The confidentiality provisions, terms and conditions of the agreement contained herein shall survive the termination of this agreement.
The introduction of a Client by Arbitri to a third-party may give rise to the perception of a commission by Arbitri.
Advertising of the relationship
The Parties can conventionally decide to disclose information of the identity of the Client to potential client or on its network (notably Arbitri’s website and social media).
- Limitation of liability
The Contractor and his auxiliaries intend to exempt themselves from all pre-contractual, contractual and extra-contractual liability, with the exception of the mandatory cases provided for under Swiss law, arising from the performance, non-performance or in connection with this contract, for any type of damage and to the full extent permitted by Swiss law. In particular, in the case of the writting of a legal opinion, the Client is responsible for obtaining a confirmation from the FINMA (No-Action letter) or any relevant Authorities to its activities.

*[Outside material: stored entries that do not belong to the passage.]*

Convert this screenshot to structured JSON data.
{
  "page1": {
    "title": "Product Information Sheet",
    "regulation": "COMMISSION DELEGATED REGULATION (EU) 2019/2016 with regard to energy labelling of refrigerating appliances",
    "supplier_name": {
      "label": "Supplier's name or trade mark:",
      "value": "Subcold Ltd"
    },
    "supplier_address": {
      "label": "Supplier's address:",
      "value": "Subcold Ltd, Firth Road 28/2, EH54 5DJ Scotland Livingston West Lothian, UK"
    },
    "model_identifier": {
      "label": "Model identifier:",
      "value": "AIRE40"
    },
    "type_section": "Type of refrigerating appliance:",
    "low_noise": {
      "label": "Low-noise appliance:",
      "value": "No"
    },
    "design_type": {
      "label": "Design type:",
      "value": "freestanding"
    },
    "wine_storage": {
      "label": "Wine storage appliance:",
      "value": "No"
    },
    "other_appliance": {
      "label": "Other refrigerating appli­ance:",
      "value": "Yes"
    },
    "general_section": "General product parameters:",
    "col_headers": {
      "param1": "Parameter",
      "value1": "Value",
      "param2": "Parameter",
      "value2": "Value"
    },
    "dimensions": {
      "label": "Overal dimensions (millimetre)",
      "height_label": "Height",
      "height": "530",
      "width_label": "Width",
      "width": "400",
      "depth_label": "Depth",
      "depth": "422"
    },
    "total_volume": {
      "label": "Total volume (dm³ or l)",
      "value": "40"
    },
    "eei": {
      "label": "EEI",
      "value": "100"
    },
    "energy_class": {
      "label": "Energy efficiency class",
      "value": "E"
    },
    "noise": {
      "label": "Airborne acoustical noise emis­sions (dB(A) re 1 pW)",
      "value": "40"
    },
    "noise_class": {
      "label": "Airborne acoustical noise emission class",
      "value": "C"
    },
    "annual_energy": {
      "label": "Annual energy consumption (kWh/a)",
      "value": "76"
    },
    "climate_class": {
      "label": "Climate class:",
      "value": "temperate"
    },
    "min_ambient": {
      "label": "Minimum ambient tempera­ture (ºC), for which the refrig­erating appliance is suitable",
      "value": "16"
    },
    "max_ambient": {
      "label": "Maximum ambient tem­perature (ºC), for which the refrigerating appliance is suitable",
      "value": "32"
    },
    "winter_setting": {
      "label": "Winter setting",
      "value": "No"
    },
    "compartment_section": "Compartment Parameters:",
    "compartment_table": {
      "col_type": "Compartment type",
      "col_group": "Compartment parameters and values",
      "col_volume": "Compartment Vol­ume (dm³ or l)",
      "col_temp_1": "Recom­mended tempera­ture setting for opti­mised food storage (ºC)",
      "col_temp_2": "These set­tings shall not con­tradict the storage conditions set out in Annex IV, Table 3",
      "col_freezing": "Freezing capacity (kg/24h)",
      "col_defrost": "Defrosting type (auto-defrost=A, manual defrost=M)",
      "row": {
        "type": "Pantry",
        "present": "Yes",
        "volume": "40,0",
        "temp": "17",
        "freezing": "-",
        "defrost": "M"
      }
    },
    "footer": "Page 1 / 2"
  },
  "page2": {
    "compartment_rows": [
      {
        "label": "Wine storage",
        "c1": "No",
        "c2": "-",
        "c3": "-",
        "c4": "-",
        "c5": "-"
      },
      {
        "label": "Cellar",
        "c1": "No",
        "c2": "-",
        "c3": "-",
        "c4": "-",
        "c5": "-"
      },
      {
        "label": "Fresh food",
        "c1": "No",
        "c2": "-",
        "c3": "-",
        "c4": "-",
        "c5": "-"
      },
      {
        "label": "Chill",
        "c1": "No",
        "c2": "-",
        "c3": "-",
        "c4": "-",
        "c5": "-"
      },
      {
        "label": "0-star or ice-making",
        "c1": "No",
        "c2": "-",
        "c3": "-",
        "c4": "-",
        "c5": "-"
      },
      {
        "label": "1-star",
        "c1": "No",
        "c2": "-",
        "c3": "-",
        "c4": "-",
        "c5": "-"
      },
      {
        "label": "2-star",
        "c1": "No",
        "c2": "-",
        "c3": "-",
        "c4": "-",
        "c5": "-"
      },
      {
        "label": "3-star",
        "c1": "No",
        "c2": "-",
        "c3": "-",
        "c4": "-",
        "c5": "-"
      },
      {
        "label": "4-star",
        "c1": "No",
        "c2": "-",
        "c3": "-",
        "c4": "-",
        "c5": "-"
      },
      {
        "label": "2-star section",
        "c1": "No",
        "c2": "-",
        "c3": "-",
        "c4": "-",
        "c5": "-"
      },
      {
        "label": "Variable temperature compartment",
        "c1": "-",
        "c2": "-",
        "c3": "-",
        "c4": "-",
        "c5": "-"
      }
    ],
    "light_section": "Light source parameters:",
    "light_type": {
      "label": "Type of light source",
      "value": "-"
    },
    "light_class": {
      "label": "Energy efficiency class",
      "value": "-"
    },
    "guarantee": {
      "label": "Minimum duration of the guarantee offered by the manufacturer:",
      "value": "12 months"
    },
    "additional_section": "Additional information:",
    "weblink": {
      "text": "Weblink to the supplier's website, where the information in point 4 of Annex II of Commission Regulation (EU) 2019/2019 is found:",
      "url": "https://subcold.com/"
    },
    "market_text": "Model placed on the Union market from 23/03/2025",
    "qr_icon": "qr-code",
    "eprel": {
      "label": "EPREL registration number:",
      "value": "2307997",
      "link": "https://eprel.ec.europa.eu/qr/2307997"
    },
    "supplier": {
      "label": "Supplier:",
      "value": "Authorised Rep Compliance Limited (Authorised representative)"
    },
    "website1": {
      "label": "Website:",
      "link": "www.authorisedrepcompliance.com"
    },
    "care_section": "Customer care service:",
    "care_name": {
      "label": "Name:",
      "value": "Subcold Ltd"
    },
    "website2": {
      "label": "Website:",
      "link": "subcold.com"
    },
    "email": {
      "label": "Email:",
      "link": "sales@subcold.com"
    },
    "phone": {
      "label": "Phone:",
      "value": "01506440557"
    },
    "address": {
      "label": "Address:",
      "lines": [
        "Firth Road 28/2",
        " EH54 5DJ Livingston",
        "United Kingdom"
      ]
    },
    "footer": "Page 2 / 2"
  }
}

In any case, any liability is limited to 10,000.- CHF in total.
The Client consent to the processing of his data for the proper performance of the present contract.
Further, the Client acknowledges that all data and personal data he provides to the Agent respect data protection law.
Client and prospect Client hereby consent to the use and to the sharing of the information provided by them to Arbitri in order to perform the mandate or the actions to be conducted prior to it.
Information & good faith
The Parties undertake to act in good faith.
The Client shall provide on first request all information and evidence necessary and useful for the proper performance of this relationship.
The contact addresses of the Parties are:
- The Agent’s email on the arbitri domain (email@example.com)
- The secretariat’s email (firstname.lastname@example.org)
- The Client’s address or email as referred via the contact form or via email correspondence.
If for any reason the competent Court considers certain provisions to be inapplicable in whole or in part, the remainder of the terms shall continue to have full effect.